We watch Ellie’s intensity grow as Nora refuses to answer. Taking a page out of Joel’s book, she begins a more forceful interrogation, beating Nora as she succumbs to the fungus. But just as the violence starts to intensify, the episode cuts to a brief flashback of Joel (Pedro Pascal) and Ellie back home in Jackson.
Ramsey and Merced have once again done an impeccable job of carrying the show forward in Joel’s absence. Though his presence is very much still felt through their performances, Ellie’s song, and the flashback at the end, we also get to see glimpses of how Ellie might be able to move on once this is all over. Ellie worries about Dina not because she thinks the pregnancy makes her fragile, but because she finally has hope and love in her life again and is terrified of losing it.

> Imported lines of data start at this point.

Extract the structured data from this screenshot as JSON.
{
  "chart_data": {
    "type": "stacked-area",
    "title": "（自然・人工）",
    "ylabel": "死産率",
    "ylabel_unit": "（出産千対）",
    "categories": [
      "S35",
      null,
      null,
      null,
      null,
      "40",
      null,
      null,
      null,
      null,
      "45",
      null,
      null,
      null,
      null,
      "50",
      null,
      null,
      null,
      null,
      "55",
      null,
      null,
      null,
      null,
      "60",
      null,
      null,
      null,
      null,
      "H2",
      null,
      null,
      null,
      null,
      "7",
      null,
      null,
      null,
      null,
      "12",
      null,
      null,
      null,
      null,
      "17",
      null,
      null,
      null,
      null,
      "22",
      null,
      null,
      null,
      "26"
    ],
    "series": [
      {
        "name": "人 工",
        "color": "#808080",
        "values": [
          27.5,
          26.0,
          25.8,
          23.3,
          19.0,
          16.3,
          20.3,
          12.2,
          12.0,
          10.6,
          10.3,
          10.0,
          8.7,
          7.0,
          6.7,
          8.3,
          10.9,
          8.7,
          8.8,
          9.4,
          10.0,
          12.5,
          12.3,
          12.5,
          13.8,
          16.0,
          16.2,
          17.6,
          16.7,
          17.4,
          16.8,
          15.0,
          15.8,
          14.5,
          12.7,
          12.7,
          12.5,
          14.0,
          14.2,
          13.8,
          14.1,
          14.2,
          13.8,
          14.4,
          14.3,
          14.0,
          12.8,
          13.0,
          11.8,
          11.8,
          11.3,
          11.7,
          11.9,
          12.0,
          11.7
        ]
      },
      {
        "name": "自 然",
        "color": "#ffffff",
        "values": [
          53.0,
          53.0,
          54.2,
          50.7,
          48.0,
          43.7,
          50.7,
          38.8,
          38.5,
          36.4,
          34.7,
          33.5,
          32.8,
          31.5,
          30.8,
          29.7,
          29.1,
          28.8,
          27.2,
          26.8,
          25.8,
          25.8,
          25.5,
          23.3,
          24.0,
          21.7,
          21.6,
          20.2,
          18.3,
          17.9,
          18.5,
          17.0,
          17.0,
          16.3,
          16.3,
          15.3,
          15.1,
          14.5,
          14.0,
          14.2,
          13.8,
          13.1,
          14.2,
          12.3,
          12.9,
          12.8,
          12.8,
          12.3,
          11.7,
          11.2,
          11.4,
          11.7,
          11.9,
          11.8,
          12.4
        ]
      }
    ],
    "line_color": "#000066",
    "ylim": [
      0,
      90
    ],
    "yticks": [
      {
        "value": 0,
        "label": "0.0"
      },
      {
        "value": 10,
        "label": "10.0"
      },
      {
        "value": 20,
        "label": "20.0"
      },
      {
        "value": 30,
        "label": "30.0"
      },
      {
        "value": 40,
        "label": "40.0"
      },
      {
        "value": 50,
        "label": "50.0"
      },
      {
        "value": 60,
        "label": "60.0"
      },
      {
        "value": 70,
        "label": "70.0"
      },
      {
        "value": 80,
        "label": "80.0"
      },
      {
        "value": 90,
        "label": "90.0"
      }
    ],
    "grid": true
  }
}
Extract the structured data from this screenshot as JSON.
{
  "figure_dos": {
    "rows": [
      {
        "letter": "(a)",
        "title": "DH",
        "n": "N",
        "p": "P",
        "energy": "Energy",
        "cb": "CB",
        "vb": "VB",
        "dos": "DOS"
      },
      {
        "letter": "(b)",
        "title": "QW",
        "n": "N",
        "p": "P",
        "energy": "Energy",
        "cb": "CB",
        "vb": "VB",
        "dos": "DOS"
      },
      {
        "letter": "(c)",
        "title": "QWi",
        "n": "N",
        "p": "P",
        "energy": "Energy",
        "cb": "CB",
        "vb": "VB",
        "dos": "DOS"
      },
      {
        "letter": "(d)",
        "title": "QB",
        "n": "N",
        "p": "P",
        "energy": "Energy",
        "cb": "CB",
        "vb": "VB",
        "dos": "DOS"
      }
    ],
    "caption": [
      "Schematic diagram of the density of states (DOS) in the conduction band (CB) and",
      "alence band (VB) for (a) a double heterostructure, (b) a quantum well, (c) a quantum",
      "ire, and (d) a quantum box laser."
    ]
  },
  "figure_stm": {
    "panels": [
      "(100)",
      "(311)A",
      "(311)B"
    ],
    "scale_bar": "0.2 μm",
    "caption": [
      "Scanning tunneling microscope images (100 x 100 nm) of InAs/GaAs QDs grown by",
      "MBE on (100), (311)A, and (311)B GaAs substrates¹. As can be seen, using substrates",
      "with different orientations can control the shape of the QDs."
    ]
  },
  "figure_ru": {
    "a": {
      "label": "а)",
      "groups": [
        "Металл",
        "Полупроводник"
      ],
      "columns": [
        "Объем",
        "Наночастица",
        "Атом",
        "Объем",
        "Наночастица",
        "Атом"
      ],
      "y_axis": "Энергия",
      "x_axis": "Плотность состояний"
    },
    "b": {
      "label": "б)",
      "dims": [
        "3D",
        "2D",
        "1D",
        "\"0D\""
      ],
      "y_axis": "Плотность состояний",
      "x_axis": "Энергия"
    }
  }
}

But as caring and worried as she appears to be for Dina, it’s clear that avenging Joel is still at the forefront of Ellie’s mind. Instead of catching up with Jesse and an injured Dina, she goes after Nora first and succumbs to the cycle of violence. This episode is brutal and does a phenomenal job of setting up the stakes to come, both in Ellie and Dina’s quest and the greater Seattle area at large.
New episodes of The Last of Us season 2 premiere Sundays at 9 p.m. ET on HBO, culminating with the finale on May 25, 2025.